(RT NEWS)
The time will come when you won’t be able to buy a cup of coffee without being traced, warns investment guru Jim Rogers. To control people, governments will increasingly seek to hunt down cash spending, he adds.
“Governments are always looking out for themselves first, and it’s the same old thing that has been going on for hundreds of years. The Indians recently did the same thing. They withdrew 86 percent of the currency in circulation, and they have now made it illegal to spend more than, I think it’s about $4,000 in any cash transaction. In France you cannot use more than, I think it’s a €1,000,”said Rogers in an interview with MacroVoices Podcast.
“Many countries are already doing this.
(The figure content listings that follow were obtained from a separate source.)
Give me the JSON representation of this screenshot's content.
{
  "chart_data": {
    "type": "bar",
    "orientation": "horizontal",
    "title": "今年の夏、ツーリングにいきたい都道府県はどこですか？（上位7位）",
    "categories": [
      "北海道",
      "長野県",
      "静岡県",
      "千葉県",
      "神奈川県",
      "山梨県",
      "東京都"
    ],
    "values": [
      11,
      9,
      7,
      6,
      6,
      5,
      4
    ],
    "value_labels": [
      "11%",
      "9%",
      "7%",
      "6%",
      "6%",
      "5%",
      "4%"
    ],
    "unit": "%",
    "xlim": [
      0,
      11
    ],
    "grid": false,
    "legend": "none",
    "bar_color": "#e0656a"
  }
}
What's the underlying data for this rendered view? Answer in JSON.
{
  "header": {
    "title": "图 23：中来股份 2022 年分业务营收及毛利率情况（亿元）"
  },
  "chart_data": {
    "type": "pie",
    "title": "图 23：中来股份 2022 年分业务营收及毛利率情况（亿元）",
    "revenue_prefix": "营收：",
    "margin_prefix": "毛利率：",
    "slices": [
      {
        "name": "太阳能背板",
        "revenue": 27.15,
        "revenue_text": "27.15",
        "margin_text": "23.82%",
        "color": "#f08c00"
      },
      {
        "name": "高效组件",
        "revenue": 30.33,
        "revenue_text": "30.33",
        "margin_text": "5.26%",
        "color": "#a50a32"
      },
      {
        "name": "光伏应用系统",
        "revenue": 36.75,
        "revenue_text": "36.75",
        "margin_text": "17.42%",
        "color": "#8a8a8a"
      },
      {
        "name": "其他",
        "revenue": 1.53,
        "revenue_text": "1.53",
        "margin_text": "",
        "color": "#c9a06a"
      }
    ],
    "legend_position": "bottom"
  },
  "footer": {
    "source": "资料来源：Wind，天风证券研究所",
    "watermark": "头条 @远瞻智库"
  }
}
Some states in the US you cannot make cash transactions above a certain amount. Governments love it. Then they can control you. If you want to go and buy a cup of coffee, they know how many you drink, where you buy them, etc., if they can all put it into electronic formats and they will. The world is all going electronic,” the investor said.
According to Rogers, governments will claim they are doing it for the public good, not for themselves.
“When it’s done, the governments are going to be very, very happy they are going to say they’re doing it for our own good, this is not them, this is for our good. That they’re doing this, but it’s coming, and it’s going to be a whole different world in which we live. Probably we are not going to have as many freedoms as we have now even though we are already losing our freedoms at a significant pace,” Rodgers told the radio.
This month, the European Commission proposed a bill targeting cash payments.
“Payments in cash are widely used in the financing of terrorist activities… In this context, the relevance of potential upper limits to cash payments could also be explored. Several Member States have in place prohibitions for cash payments above a specific threshold,” said the Action Plan.
Jim Rogers is an American businessman, investor, and financial commentator, currently based in Singapore. Rogers made his name in the 1970s after founding a top-performing fund with George Soros.